When you are young life feels like it will go on forever. As you get older and in some cases, wiser, you realize it feels like just yesterday you were in high school hanging out at the mall on a Saturday night with your friends. Let's not forget we knew everything, after all we were 18 years old. Your parents only did things to ruin your life, that's what you think until the day you become a parent and all that changes.
I would often hear simple advise such as, make good choices. I didn't realize that the "choices" that were being spoken of was more than what to have for lunch, should I get the blue one or the red one. You find yourself, or at least I do, saying if I had only listened to my mother. That is a lesson that you realize all to late in life. I became pregnant at 16 years old and gave birth to a beautiful daughter in 1987. I thought her dad would be around forever. My mom on the other hand knew better, advising me to give her my last name and not his. I was mature and stated, no matter what happens he will always be her dad. I never thought he would leave us.
I am a firm believer that everything happens for a reason and him leaving was no exception. God never gives us more than we can handle. At 17 years old I felt like life was over, I couldn't do this alone. Family is a powerful thing and they helped me through it.

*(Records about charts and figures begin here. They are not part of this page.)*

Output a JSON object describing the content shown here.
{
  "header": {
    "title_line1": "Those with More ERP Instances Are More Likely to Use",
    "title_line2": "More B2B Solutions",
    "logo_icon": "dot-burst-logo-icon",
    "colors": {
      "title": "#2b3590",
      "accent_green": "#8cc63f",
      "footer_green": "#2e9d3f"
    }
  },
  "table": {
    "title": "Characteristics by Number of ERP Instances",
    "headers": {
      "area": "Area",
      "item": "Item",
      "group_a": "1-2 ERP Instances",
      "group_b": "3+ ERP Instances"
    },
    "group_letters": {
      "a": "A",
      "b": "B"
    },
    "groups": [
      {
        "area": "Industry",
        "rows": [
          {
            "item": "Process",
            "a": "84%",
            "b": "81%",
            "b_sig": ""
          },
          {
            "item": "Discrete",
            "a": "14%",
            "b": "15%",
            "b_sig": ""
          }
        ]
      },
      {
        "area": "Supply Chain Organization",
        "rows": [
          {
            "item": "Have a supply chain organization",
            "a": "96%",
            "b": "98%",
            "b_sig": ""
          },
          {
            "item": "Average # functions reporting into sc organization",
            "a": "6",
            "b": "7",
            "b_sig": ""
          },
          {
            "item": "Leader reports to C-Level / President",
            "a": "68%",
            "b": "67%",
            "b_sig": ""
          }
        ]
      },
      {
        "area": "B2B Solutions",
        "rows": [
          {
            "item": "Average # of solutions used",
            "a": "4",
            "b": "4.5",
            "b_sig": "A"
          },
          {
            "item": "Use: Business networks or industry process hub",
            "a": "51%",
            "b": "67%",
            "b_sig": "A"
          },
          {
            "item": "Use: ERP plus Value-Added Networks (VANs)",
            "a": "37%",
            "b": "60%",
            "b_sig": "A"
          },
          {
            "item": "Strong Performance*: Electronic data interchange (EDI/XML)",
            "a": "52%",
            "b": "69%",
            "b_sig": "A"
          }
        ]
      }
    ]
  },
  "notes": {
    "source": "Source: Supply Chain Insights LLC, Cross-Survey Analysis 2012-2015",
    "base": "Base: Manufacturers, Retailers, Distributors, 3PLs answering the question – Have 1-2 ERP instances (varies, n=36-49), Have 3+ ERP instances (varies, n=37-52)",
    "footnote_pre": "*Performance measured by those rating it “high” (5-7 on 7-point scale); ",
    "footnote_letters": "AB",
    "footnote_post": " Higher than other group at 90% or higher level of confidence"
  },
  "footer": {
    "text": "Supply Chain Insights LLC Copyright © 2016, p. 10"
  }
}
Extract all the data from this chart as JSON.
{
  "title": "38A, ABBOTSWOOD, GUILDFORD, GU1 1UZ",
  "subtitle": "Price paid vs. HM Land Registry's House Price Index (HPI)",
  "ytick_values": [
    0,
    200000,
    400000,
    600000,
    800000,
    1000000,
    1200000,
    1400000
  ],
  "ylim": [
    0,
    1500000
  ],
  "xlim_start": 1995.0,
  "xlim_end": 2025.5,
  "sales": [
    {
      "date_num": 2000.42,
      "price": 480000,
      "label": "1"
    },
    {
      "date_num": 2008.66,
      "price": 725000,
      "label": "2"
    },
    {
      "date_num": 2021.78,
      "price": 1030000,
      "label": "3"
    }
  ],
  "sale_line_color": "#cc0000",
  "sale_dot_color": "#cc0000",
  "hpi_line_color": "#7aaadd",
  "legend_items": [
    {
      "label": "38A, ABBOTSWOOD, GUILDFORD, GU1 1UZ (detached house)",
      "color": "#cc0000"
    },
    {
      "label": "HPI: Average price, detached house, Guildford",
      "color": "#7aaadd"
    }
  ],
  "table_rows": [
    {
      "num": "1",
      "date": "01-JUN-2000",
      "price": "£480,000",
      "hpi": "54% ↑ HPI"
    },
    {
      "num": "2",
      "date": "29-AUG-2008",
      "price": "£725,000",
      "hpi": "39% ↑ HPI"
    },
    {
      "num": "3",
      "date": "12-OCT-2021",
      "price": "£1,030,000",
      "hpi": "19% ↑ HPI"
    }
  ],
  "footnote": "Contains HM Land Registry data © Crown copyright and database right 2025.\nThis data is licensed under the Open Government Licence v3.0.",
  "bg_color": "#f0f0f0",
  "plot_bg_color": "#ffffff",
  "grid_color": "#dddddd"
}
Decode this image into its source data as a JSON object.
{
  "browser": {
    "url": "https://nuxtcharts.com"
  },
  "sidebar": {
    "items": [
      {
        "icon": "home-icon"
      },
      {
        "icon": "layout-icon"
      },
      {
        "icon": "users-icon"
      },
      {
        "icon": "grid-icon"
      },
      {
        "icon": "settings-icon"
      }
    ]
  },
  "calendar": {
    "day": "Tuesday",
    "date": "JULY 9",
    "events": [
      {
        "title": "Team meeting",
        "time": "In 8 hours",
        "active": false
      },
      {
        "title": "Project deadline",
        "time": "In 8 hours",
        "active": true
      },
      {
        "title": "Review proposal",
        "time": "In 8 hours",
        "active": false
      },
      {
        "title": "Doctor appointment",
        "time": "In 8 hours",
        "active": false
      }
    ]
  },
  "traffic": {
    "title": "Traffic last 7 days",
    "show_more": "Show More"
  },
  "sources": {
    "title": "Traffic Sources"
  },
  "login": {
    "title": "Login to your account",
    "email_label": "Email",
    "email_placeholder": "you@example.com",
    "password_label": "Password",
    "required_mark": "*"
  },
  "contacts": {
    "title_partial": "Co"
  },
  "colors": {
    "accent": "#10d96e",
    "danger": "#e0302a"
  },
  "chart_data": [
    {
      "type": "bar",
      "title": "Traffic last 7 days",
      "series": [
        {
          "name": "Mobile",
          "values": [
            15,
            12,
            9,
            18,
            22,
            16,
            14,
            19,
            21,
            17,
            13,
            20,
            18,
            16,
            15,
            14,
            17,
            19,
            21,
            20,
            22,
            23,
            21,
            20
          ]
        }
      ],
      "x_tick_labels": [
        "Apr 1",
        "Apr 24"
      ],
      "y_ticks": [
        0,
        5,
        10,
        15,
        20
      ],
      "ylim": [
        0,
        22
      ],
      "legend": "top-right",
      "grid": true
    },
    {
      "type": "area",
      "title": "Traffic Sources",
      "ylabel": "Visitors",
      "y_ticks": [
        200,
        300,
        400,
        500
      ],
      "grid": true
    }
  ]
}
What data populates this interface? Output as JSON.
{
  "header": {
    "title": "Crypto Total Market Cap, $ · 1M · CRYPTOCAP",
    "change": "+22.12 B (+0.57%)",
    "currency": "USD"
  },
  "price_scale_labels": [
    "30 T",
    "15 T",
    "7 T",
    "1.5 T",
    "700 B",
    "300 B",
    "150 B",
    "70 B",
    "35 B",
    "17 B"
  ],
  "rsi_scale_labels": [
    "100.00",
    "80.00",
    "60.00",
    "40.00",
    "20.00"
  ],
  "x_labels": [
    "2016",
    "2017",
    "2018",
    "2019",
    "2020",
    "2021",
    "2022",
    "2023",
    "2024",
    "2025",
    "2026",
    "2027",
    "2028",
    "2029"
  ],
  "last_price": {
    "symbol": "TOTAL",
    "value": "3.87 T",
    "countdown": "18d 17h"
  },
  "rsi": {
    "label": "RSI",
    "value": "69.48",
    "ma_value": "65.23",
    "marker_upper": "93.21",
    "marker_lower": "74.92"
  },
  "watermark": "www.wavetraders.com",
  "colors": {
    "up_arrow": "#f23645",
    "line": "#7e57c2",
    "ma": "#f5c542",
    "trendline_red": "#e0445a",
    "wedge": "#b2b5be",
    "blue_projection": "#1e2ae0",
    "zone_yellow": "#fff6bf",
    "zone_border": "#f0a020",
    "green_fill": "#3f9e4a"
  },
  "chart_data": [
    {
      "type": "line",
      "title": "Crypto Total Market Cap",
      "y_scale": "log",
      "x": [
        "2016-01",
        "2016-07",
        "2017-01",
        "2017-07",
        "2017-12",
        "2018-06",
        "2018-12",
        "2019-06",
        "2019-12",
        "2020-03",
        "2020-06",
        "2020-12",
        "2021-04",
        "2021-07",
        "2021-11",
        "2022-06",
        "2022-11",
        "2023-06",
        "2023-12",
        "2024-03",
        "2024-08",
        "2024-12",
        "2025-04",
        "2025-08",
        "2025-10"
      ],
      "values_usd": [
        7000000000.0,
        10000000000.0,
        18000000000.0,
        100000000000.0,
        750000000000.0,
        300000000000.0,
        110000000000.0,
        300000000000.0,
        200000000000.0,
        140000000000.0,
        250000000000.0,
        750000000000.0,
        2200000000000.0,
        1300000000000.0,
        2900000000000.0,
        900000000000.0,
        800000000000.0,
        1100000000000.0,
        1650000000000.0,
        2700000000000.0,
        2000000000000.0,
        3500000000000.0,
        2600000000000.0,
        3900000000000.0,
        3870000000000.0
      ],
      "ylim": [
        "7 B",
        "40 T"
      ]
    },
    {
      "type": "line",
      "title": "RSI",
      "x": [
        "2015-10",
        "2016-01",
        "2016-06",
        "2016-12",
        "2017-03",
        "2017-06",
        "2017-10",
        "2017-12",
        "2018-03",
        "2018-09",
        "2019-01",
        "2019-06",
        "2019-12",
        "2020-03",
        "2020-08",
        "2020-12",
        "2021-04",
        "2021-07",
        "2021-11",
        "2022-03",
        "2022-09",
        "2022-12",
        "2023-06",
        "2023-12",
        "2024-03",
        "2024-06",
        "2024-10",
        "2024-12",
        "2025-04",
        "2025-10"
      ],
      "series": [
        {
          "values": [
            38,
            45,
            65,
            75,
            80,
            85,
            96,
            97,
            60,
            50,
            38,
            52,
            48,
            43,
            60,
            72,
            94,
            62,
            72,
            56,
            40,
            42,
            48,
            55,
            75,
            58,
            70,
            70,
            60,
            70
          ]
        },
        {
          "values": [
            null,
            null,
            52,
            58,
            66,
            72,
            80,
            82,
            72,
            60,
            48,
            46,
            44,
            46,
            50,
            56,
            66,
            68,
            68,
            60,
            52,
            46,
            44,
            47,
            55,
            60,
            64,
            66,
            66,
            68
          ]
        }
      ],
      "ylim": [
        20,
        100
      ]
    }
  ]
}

Two years later my life took a huge turn for the better, I was 19 years old, and met the boy who would later become my husband. Every day since has only gotten better. I learned a great deal about love from his family, especially his grandparents who treated me like one of the family from the first time I met them. I thought they would be around forever, ignorance is such a wonderful thing.
I often talked to Grandma about things that matter, she had such strong spiritual faith. She spoke of her death like it was part of everyday life and I'm not going to lie it was a little, no a lot, unsettling to me. I would tell her not to talk like that. She would often try to give me a necklace that she wore everyday, she wanted me to have it. I told her I would't take it until the time came that she no longer was wearing it.
She was so amazing and taught me about planning for a future. Retirement, if planned for would be such a wonderful time. Pray for your health and enjoy everyday. She would talk to me about how lucky she felt to have me in her life. She would say things like, I know that I can truly count on you and my first born grandson to take care of me when I need it. She involved us (me and my husband) in the preparation of her will and her living will letting us know what her wishes were.
I'll never forget the day she passed away and went to a better place. We went downstairs to her apartment to find all the official documentation for her "afterlife" arrangements. She wrote a letter to my husband letting him know her final wishes. We cried that day and many days later. Looking back I think of her funeral as the easiest hardest thing we ever had to do because she spelt it all out for us. She listed songs she wanted played and who the pallbearers would be. We laugh now thinking that it was just like Grandma to always be in control. She always made us smile, even when she was no longer physically with us.
Live today and everyday like its your last, without regrets. If you do that, when the time comes for your completed journey on this earth it may surprise how much easier it will be to accept it. The fear of death is not what scares me, it's the thought of suffering.